Rather than boycott President Trump’s address to a joint session of Congress, some Democratic lawmakers are inviting former federal workers to the speech on Tuesday as a way to protest the mass firings and funding cuts that have defined Mr. Trump’s first month back in office.
Federal workers’ treatment by Elon Musk’s Department of Government Efficiency has energized constituents across the country in recent weeks, with many overloading lawmakers’ phone lines and showing up at town halls to voice their displeasure.
“What the Democrats are showing with our guests is that it’s the American people who are being hurt by the actions of Elon Musk and Donald Trump,” said Representative Brad Schneider, Democrat of Illinois. Mr. Schneider said he chose not to skip the address — other Democrats such as Senator Chris Murphy of Connecticut have said they won’t attend — so that the president “didn’t get a free pass” and would see the effects his administration has had on people.

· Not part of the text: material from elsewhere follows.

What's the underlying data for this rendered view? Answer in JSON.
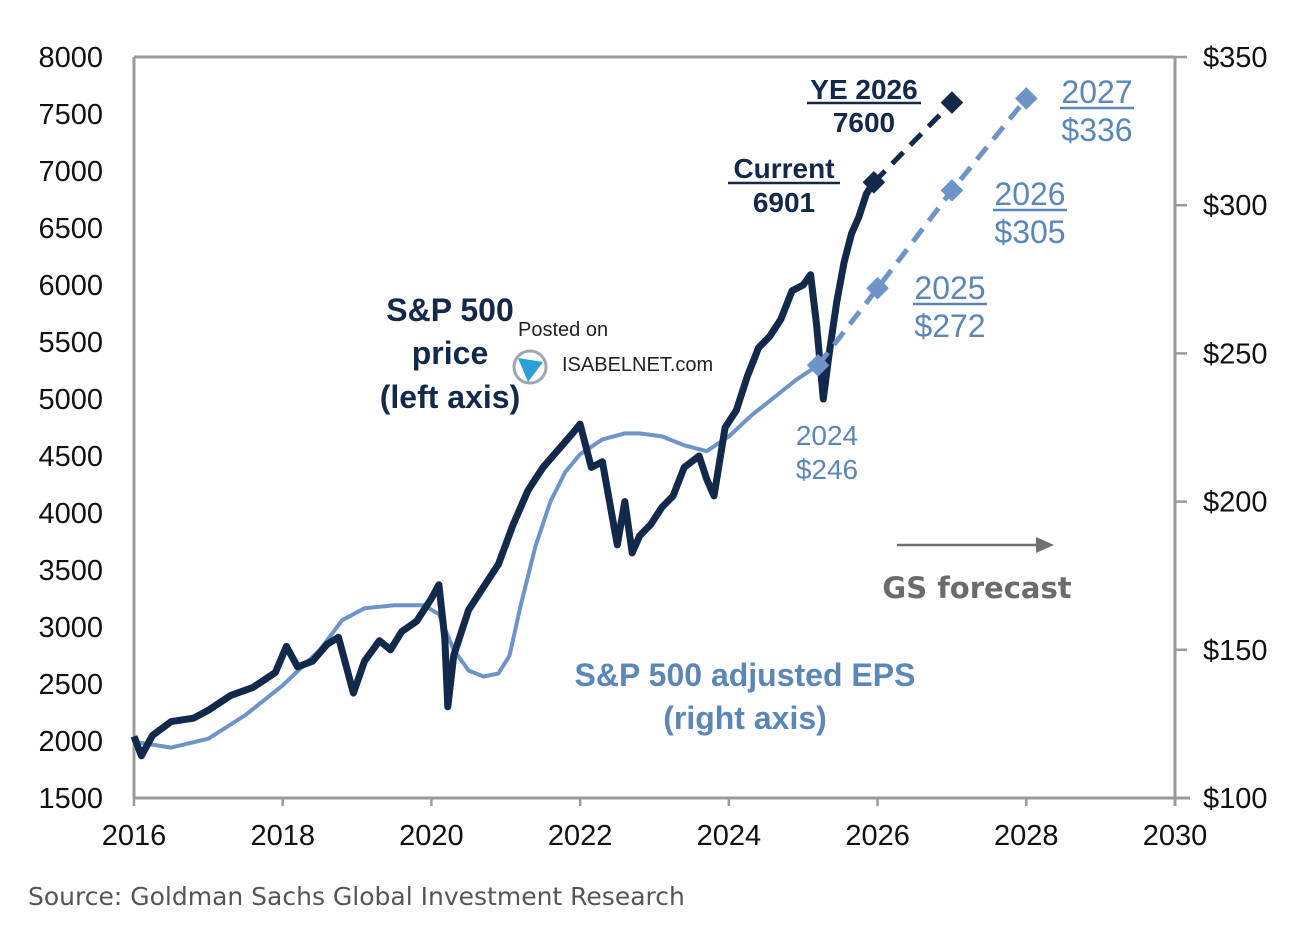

When asked for comment, a White House spokesman, Harrison Fields, said Democrats were “exploiting the American people for political points.”
Mr. Schneider’s guest, Adam Mulvey, is a 20-year Army veteran who in February was terminated from his role as an emergency management specialist at a federal health center in North Chicago that serves both veteran and active-duty personnel.

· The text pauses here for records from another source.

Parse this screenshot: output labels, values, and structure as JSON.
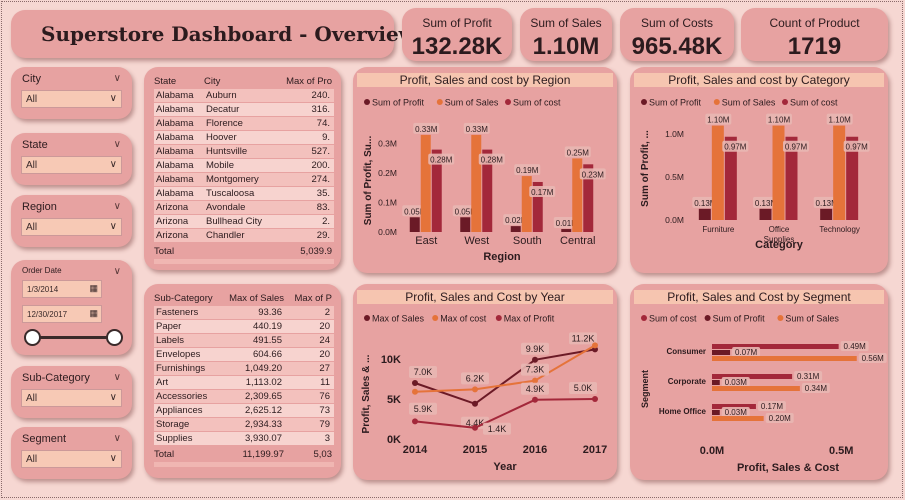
{
  "title": "Superstore Dashboard - Overview",
  "kpis": [
    {
      "label": "Sum of Profit",
      "value": "132.28K"
    },
    {
      "label": "Sum of Sales",
      "value": "1.10M"
    },
    {
      "label": "Sum of Costs",
      "value": "965.48K"
    },
    {
      "label": "Count of Product",
      "value": "1719"
    }
  ],
  "slicers": {
    "city": {
      "label": "City",
      "value": "All"
    },
    "state": {
      "label": "State",
      "value": "All"
    },
    "region": {
      "label": "Region",
      "value": "All"
    },
    "order_date": {
      "label": "Order Date",
      "start": "1/3/2014",
      "end": "12/30/2017"
    },
    "subcategory": {
      "label": "Sub-Category",
      "value": "All"
    },
    "segment": {
      "label": "Segment",
      "value": "All"
    }
  },
  "city_table": {
    "headers": [
      "State",
      "City",
      "Max of Pro"
    ],
    "rows": [
      [
        "Alabama",
        "Auburn",
        "240."
      ],
      [
        "Alabama",
        "Decatur",
        "316."
      ],
      [
        "Alabama",
        "Florence",
        "74."
      ],
      [
        "Alabama",
        "Hoover",
        "9."
      ],
      [
        "Alabama",
        "Huntsville",
        "527."
      ],
      [
        "Alabama",
        "Mobile",
        "200."
      ],
      [
        "Alabama",
        "Montgomery",
        "274."
      ],
      [
        "Alabama",
        "Tuscaloosa",
        "35."
      ],
      [
        "Arizona",
        "Avondale",
        "83."
      ],
      [
        "Arizona",
        "Bullhead City",
        "2."
      ],
      [
        "Arizona",
        "Chandler",
        "29."
      ]
    ],
    "total_label": "Total",
    "total_value": "5,039.9"
  },
  "subcat_table": {
    "headers": [
      "Sub-Category",
      "Max of Sales",
      "Max of P"
    ],
    "rows": [
      [
        "Fasteners",
        "93.36",
        "2"
      ],
      [
        "Paper",
        "440.19",
        "20"
      ],
      [
        "Labels",
        "491.55",
        "24"
      ],
      [
        "Envelopes",
        "604.66",
        "20"
      ],
      [
        "Furnishings",
        "1,049.20",
        "27"
      ],
      [
        "Art",
        "1,113.02",
        "11"
      ],
      [
        "Accessories",
        "2,309.65",
        "76"
      ],
      [
        "Appliances",
        "2,625.12",
        "73"
      ],
      [
        "Storage",
        "2,934.33",
        "79"
      ],
      [
        "Supplies",
        "3,930.07",
        "3"
      ]
    ],
    "total_label": "Total",
    "total_value": "11,199.97",
    "total_value2": "5,03"
  },
  "colors": {
    "profit": "#6b1a26",
    "sales": "#e5733a",
    "cost": "#a3283a"
  },
  "chart_data": [
    {
      "type": "bar",
      "title": "Profit, Sales and cost by Region",
      "xlabel": "Region",
      "ylabel": "Sum of Profit, Su...",
      "legend": [
        "Sum of Profit",
        "Sum of Sales",
        "Sum of cost"
      ],
      "categories": [
        "East",
        "West",
        "South",
        "Central"
      ],
      "series": [
        {
          "name": "Sum of Profit",
          "values": [
            0.05,
            0.05,
            0.02,
            0.01
          ],
          "labels": [
            "0.05M",
            "0.05M",
            "0.02M",
            "0.01M"
          ]
        },
        {
          "name": "Sum of Sales",
          "values": [
            0.33,
            0.33,
            0.19,
            0.25
          ],
          "labels": [
            "0.33M",
            "0.33M",
            "0.19M",
            "0.25M"
          ]
        },
        {
          "name": "Sum of cost",
          "values": [
            0.28,
            0.28,
            0.17,
            0.23
          ],
          "labels": [
            "0.28M",
            "0.28M",
            "0.17M",
            "0.23M"
          ]
        }
      ],
      "yticks": [
        "0.0M",
        "0.1M",
        "0.2M",
        "0.3M"
      ],
      "ylim": [
        0,
        0.35
      ]
    },
    {
      "type": "bar",
      "title": "Profit, Sales and cost by Category",
      "xlabel": "Category",
      "ylabel": "Sum of Profit, ...",
      "legend": [
        "Sum of Profit",
        "Sum of Sales",
        "Sum of cost"
      ],
      "categories": [
        "Furniture",
        "Office Supplies",
        "Technology"
      ],
      "series": [
        {
          "name": "Sum of Profit",
          "values": [
            0.13,
            0.13,
            0.13
          ],
          "labels": [
            "0.13M",
            "0.13M",
            "0.13M"
          ]
        },
        {
          "name": "Sum of Sales",
          "values": [
            1.1,
            1.1,
            1.1
          ],
          "labels": [
            "1.10M",
            "1.10M",
            "1.10M"
          ]
        },
        {
          "name": "Sum of cost",
          "values": [
            0.97,
            0.97,
            0.97
          ],
          "labels": [
            "0.97M",
            "0.97M",
            "0.97M"
          ]
        }
      ],
      "yticks": [
        "0.0M",
        "0.5M",
        "1.0M"
      ],
      "ylim": [
        0,
        1.2
      ]
    },
    {
      "type": "line",
      "title": "Profit, Sales and Cost by Year",
      "xlabel": "Year",
      "ylabel": "Profit, Sales & ...",
      "legend": [
        "Max of Sales",
        "Max of cost",
        "Max of Profit"
      ],
      "x": [
        "2014",
        "2015",
        "2016",
        "2017"
      ],
      "series": [
        {
          "name": "Max of Sales",
          "values": [
            7.0,
            4.4,
            9.9,
            11.2
          ],
          "labels": [
            "7.0K",
            "4.4K",
            "9.9K",
            "11.2K"
          ]
        },
        {
          "name": "Max of cost",
          "values": [
            5.9,
            6.2,
            7.3,
            11.7
          ],
          "labels": [
            "5.9K",
            "6.2K",
            "7.3K",
            ""
          ]
        },
        {
          "name": "Max of Profit",
          "values": [
            2.2,
            1.4,
            4.9,
            5.0
          ],
          "labels": [
            "",
            "1.4K",
            "4.9K",
            "5.0K"
          ]
        }
      ],
      "yticks": [
        "0K",
        "5K",
        "10K"
      ],
      "ylim": [
        0,
        12.5
      ]
    },
    {
      "type": "bar",
      "title": "Profit, Sales and Cost by Segment",
      "xlabel": "Profit, Sales & Cost",
      "ylabel": "Segment",
      "legend": [
        "Sum of cost",
        "Sum of Profit",
        "Sum of Sales"
      ],
      "categories": [
        "Consumer",
        "Corporate",
        "Home Office"
      ],
      "series": [
        {
          "name": "Sum of cost",
          "values": [
            0.49,
            0.31,
            0.17
          ],
          "labels": [
            "0.49M",
            "0.31M",
            "0.17M"
          ]
        },
        {
          "name": "Sum of Profit",
          "values": [
            0.07,
            0.03,
            0.03
          ],
          "labels": [
            "0.07M",
            "0.03M",
            "0.03M"
          ]
        },
        {
          "name": "Sum of Sales",
          "values": [
            0.56,
            0.34,
            0.2
          ],
          "labels": [
            "0.56M",
            "0.34M",
            "0.20M"
          ]
        }
      ],
      "xticks": [
        "0.0M",
        "0.5M"
      ],
      "xlim": [
        0,
        0.65
      ]
    }
  ]
}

Also invited to the address is Gabriel D’Alatri, a Marine Corps veteran and former Internal Revenue Service project manager from Connecticut who was fired just five days before he completed his probationary period. Mr. D’Alatri said his termination letter indicated that he was fired for “performance issues” even though he never had a bad performance review.
“It came as a shock to me and my family,” said Mr. D’Alatri, who will attend Mr. Trump’s address as a guest of his congressman, Representative Joe Courtney, Democrat of Connecticut. As an I.R.S. project manager, Mr. D’Alatri managed the department’s facilities in Connecticut and also coordinated reasonable accommodation requests for employees with disabilities. Mr. D’Alatri said that he voted for Mr. Trump in November and that it was too early to decide whether or not he regretted his choice.

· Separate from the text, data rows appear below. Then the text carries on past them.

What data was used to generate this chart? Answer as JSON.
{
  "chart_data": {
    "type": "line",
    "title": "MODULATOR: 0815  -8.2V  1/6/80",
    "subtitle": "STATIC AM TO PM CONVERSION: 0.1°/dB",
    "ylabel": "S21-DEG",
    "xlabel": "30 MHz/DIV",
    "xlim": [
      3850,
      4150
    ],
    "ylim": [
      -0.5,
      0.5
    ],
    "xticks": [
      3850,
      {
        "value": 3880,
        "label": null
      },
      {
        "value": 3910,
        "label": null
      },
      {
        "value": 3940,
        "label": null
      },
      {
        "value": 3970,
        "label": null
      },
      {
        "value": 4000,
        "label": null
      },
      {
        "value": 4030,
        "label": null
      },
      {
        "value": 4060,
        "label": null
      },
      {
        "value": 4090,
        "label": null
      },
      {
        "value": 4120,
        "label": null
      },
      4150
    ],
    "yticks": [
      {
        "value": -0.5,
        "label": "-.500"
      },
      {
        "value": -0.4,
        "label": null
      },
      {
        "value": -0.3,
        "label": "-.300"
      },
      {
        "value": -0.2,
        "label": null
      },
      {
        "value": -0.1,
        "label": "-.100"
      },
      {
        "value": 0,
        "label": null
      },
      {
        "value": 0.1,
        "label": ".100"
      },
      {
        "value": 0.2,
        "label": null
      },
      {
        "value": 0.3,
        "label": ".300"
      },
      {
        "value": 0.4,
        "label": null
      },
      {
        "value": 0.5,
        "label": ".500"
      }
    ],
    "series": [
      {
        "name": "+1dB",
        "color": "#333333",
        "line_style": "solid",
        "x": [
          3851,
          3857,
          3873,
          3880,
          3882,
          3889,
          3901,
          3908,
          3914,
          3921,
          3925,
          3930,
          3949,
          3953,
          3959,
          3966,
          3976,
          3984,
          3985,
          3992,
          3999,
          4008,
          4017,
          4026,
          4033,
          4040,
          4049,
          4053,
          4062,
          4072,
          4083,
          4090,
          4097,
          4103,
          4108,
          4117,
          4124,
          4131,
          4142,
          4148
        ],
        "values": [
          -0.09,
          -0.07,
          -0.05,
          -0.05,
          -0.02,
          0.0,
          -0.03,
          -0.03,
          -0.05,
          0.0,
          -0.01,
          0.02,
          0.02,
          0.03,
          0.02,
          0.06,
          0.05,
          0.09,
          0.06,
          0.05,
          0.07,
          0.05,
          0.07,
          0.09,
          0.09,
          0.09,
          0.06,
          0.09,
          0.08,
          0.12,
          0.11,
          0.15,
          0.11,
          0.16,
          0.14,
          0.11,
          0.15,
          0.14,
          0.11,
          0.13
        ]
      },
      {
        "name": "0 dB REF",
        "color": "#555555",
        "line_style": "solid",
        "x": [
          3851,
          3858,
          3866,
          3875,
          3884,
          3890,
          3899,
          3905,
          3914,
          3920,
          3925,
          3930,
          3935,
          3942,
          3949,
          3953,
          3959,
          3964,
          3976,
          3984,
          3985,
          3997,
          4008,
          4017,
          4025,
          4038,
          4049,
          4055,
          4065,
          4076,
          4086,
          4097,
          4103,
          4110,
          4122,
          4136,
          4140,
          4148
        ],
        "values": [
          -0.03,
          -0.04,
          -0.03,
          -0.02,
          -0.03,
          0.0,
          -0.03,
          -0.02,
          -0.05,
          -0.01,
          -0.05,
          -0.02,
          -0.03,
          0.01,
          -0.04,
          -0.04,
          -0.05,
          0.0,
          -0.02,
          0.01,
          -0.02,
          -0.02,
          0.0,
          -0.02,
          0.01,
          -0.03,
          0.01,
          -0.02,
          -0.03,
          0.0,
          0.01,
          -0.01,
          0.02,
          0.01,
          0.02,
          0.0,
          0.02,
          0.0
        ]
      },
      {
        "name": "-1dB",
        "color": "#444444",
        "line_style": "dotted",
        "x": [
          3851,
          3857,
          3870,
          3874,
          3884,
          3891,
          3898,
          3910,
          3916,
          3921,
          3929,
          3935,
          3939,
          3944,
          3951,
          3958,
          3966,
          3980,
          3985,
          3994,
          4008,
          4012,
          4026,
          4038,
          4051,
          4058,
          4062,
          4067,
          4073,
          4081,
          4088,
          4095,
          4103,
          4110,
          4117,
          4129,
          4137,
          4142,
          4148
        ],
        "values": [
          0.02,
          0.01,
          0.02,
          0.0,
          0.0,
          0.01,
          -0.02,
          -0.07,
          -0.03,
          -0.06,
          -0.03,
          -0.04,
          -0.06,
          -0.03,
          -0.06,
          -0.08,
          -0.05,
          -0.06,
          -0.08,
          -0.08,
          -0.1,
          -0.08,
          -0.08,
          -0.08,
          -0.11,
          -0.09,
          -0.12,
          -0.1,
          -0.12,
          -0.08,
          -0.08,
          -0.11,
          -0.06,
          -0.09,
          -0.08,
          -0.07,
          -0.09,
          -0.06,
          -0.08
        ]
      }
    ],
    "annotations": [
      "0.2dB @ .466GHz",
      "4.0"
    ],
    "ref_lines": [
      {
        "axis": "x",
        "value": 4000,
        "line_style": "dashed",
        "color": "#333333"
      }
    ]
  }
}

Mr. Courtney said his constituent’s story was an example of how “indiscriminate and mindless” the Trump administration’s cuts had been.
Mr. D’Alatri said he hoped that by sharing his story and attending the address, the Trump administration would sign an executive order to rehire all veterans who were on probation and fired en masse.
“I like to think that veterans are a nonpolitical issue,” Mr. D’Alatri said. “For us to be thrown to the side like that, I wasn’t expecting that to happen.”
Senator Chuck Schumer, Democrat of New York and the minority leader, has invited Alissa Ellman, a disabled Army veteran who served in Afghanistan. Mr. Schumer said she was recently fired from her job at the Veterans Affairs Department in Buffalo.
“This is not how you treat our veterans — it’s not just unacceptable, it’s un-American,” Mr. Schumer said in a statement. “Jobs and care for our veterans in Upstate New York is not government waste.”
Representative Chrissy Houlahan, Democrat of Pennsylvania, invited Jessica Malarik Fair, a constituent who was an architect at Valley Forge National Park tasked with restoring George Washington’s office in preparation for the country’s 250th anniversary next year.
“I hope people will understand that these are actual human beings and not just numbers that we can sort of strike arbitrarily,” said Ms. Houlahan, “and that they represent work that will no longer happen on behalf of all of us.”
Ms. Malarik Fair, who also lost her job last month in the firing of probationary employees, hopes she can be one more face to humanize the federal work force for Americans.
“I’m proud of the work that I was doing there, and I’m anything but corrupt or lazy,” she said.